Japanese literature has a recent history, up to the fourth century AD in fact, writing did not exist. Only later were Chinese ideograms introduced. Let’s look at it a little more in depth
Japanese literature has gone through various stages, before arriving at those now known novels and the authors of modern literature. Through this overview we will try to understand a little more!
The birth | Japanese literature: 3 books to discover Japanese culture
Japanese literature is a window on Japan, able to best show us the splendor of this country. As previously said, before the arrival of the Chinese it is difficult to place writings of literature, therefore dating back to Japan. The Toraijin, that is, those who crossed the sea, brought culture, customs and writing linked to Chinese traditions.

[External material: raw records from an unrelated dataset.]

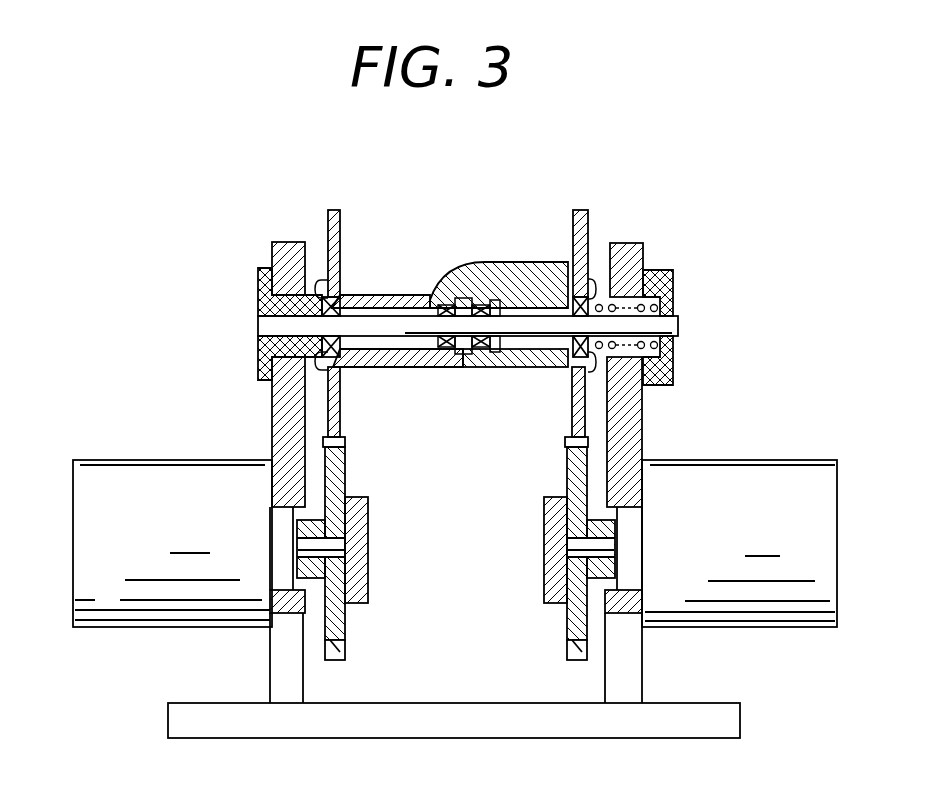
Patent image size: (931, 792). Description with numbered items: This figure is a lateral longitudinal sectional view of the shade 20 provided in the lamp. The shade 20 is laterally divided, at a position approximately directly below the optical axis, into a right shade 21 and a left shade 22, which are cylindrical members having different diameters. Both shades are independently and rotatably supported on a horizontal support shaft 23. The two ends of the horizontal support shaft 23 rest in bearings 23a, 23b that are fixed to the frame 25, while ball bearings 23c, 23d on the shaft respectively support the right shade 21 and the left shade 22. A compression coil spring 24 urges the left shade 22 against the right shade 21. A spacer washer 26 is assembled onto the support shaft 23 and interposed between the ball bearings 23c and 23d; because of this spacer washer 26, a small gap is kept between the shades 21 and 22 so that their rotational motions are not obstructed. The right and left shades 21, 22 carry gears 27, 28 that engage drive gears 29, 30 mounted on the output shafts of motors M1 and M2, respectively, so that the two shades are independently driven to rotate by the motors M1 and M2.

The shade 20 is at (450, 242).
The right shade 21 is at (365, 290).
The left shade 22 is at (499, 272).
The horizontal support shaft 23 is at (680, 330).
The bearing 23a is at (258, 300).
The bearing 23b is at (684, 309).
The ball bearing 23c is at (322, 290).
The ball bearing 23d is at (462, 298).
The compression coil spring 24 is at (672, 275).
The frame 25 is at (287, 242).
The spacer washer 26 is at (457, 367).
The gear 27 is at (342, 414).
The gear 28 is at (573, 418).
The drive gear 29 is at (347, 483).
The drive gear 30 is at (570, 478).
The motor M1 is at (163, 460).
The motor M2 is at (790, 475).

This involves a difficult placement and a complicated understanding of native culture and writing.
The first Japanese book was the Kojiki, “A tale of ancient events”, the first anthology of Japanese poems written with a system called Man’yogana, very difficult to understand, the Man’yoshu.

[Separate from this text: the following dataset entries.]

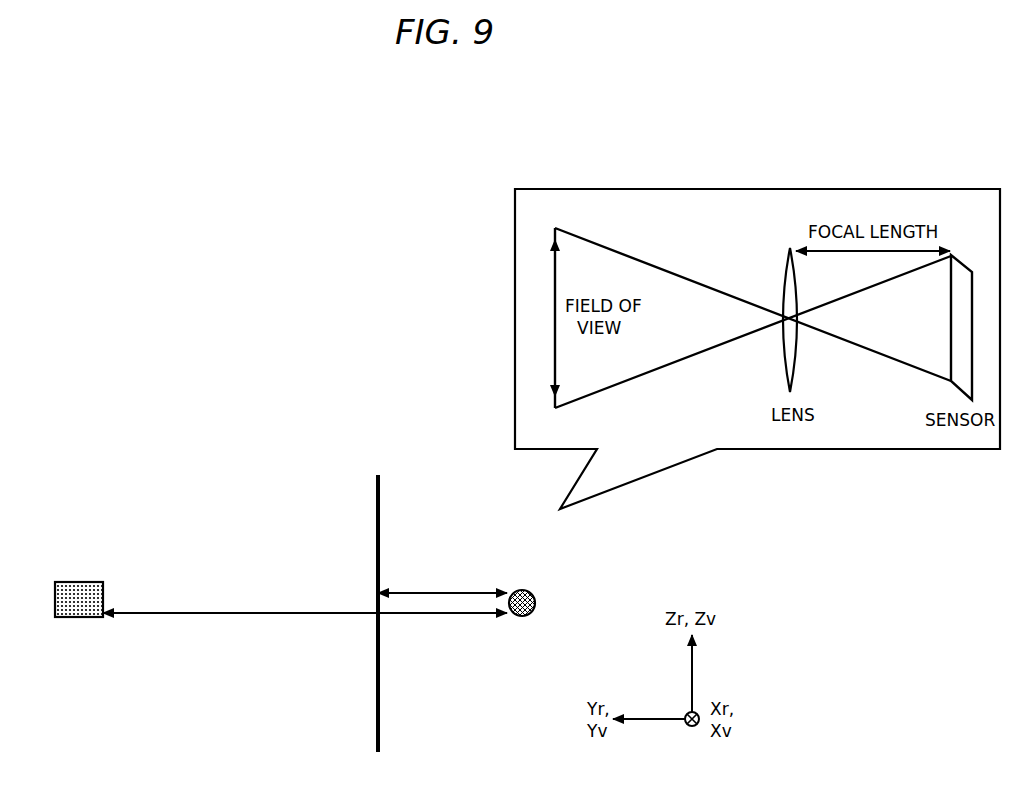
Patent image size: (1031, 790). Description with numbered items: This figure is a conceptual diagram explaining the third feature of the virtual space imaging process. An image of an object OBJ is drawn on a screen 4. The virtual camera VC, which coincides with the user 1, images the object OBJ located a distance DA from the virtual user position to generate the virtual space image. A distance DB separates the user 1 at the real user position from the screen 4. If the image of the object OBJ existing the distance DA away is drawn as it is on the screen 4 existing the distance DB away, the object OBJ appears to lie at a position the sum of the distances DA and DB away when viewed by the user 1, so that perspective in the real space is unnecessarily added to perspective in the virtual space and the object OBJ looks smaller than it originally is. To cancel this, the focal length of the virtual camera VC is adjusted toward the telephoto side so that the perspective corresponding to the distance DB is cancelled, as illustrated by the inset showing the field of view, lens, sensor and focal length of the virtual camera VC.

The screen 4 is at (378, 471).
The user 1 is at (527, 568).
The virtual camera VC is at (524, 589).
The object OBJ is at (78, 580).
The distance DA is at (305, 632).
The distance DB is at (442, 576).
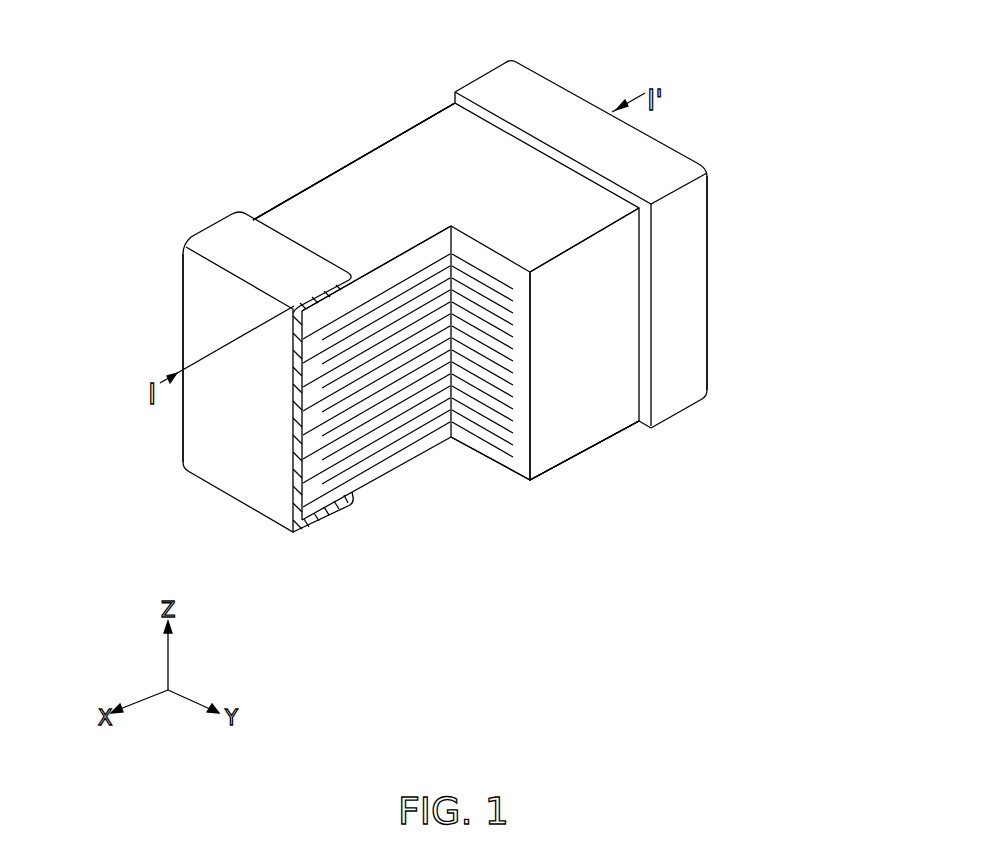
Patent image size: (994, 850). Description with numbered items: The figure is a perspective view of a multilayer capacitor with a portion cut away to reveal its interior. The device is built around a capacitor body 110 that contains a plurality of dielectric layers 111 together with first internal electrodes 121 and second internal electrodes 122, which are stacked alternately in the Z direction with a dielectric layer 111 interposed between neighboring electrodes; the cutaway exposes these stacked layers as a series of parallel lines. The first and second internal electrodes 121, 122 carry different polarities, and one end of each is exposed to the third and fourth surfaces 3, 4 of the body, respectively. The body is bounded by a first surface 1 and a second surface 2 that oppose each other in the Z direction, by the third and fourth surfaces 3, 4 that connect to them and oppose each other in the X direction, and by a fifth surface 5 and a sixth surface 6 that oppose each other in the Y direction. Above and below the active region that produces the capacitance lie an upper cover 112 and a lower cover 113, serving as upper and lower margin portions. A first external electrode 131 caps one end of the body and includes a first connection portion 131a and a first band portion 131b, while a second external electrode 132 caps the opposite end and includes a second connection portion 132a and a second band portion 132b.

During the era Heian the use of kana spread and literature underwent a change. Those who adopted them first were women, considered unworthy or able to learn and know Chinese. This is the main reason why the great works of that era were all written by court ladies. In this era the genres that we know were also born, the nikki, the zuihitsu and the monogatari that we have already talked about.

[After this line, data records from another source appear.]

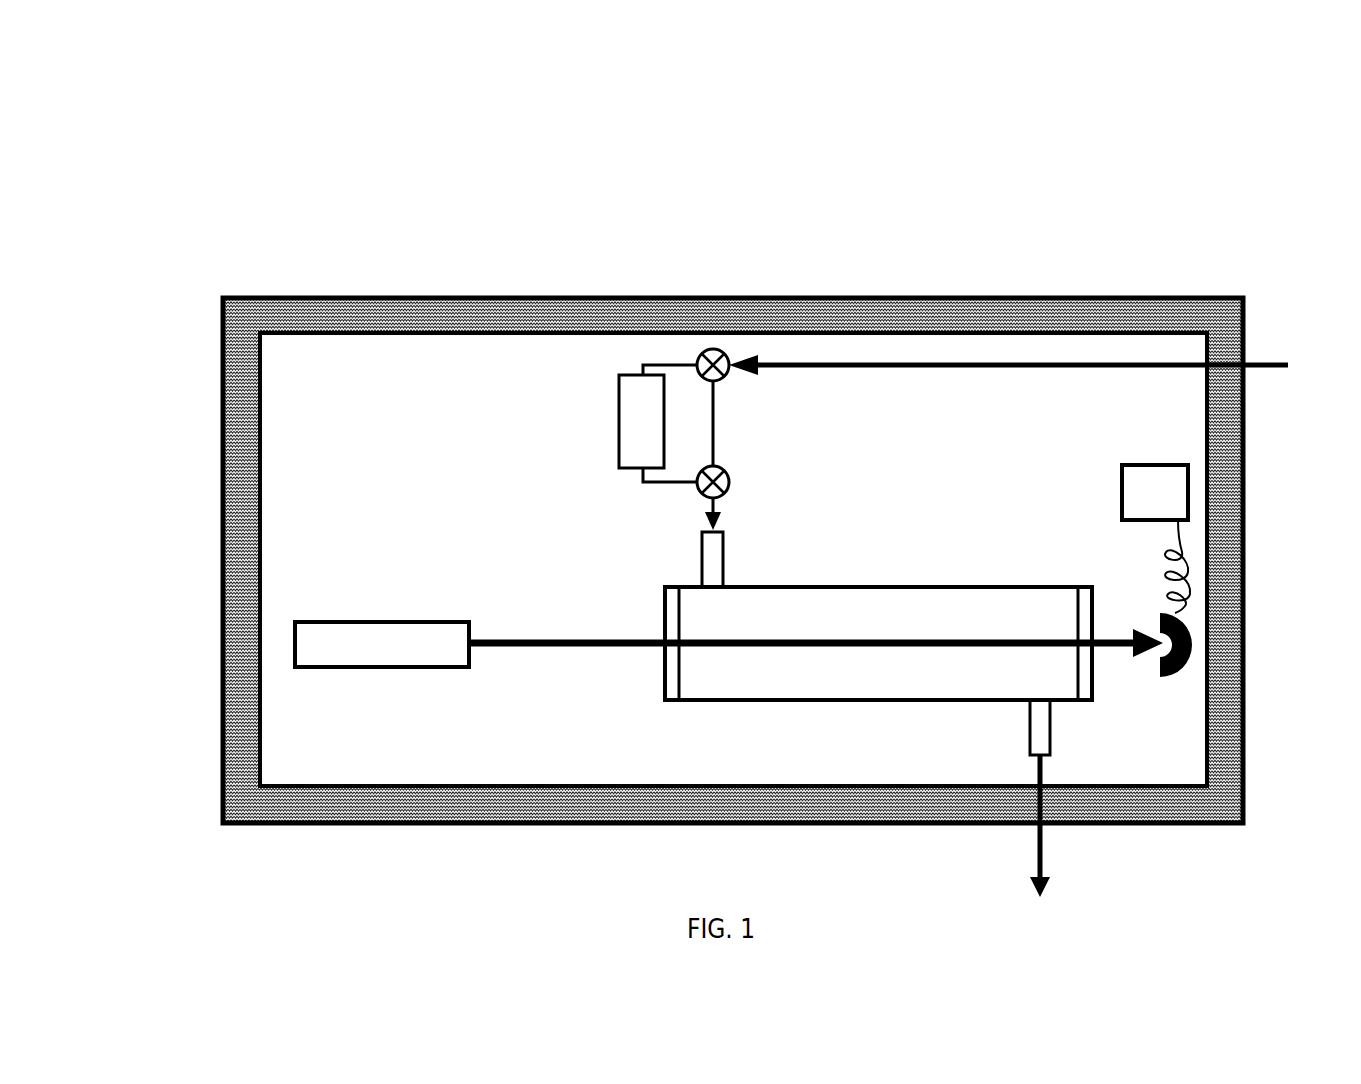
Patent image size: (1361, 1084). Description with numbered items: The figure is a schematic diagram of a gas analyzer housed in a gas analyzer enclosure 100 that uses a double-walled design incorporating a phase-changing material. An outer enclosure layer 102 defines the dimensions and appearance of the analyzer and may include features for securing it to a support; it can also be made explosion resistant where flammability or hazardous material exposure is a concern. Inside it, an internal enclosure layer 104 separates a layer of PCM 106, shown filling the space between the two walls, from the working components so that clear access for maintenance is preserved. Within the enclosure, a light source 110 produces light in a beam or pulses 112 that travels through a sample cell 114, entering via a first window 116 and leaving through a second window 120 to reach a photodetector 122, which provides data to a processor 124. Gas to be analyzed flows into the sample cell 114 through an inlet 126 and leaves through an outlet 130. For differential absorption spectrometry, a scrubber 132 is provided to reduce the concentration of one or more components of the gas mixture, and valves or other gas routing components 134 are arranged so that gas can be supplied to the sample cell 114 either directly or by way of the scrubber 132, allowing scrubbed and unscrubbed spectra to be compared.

The gas analyzer enclosure 100 is at (253, 162).
The outer enclosure layer 102 is at (945, 298).
The internal enclosure layer 104 is at (402, 337).
The layer of PCM 106 is at (492, 320).
The light source 110 is at (343, 638).
The beam or pulses 112 is at (558, 650).
The sample cell 114 is at (845, 678).
The first window 116 is at (673, 683).
The second window 120 is at (1087, 598).
The photodetector 122 is at (1162, 677).
The processor 124 is at (1135, 488).
The inlet 126 is at (725, 557).
The outlet 130 is at (1040, 738).
The scrubber 132 is at (635, 428).
The valves or gas routing components 134 is at (722, 378).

In this period Japanese poetry, refined and courtly, also came to life.
Popular literature | Japanese literature: 3 books to discover Japanese culture
The literature, hitherto idyllic, classic and refined, with the decline of the Japanese noble class began to become more popular. The country, devastated by clan wars, rediscovered the Buddhist faith and this can also be seen in the literature of that period.
With the era Edo, there was an exploit of publishing and the birth of theatrical works. It is considered the last period of classical literature.
Modern literature | Japanese literature: 3 books to discover Japanese culture
With the arrival of the era Meiji, in which the first emperor with political powers (formerly the generals or shogun held that power) began the westernization of Japanese literature and with it modernization.
We will pass from the modern novel to naturalism in the early twentieth century and subsequently to romanticism and popular literature, revived in a modern key. From here the novels known to us will begin to be born, passing through the novel of the self before the war, to war literature and post-war literature, defined as the literature of memory.
With the economic boom of the seventies, post-war literature will be abandoned to open up to the international and feminist one. In those years, in fact, thanks to changes that included female education, there was a real turning point for literature.
In that period the manga, Japanese comic, born in the Meiji era but westernized only later and spread between the 50s and 60s and then became an inspiration for modern novels as well.
Kojiki. A tale of ancient events.
The oldest existing documentation of Japanese culture from which philologists, historiographers, anthropologists, philosophers have drawn information.
Storia di Ochibuko.
Dating from the Heian period, it is part of classical Japanese literature.
Jun’ichiro Tanizaki’s thin snow.
It dates back to the war period and was even censored in those years. It speaks of four sisters at the outbreak of war, of their frailties, their psychology and their balance.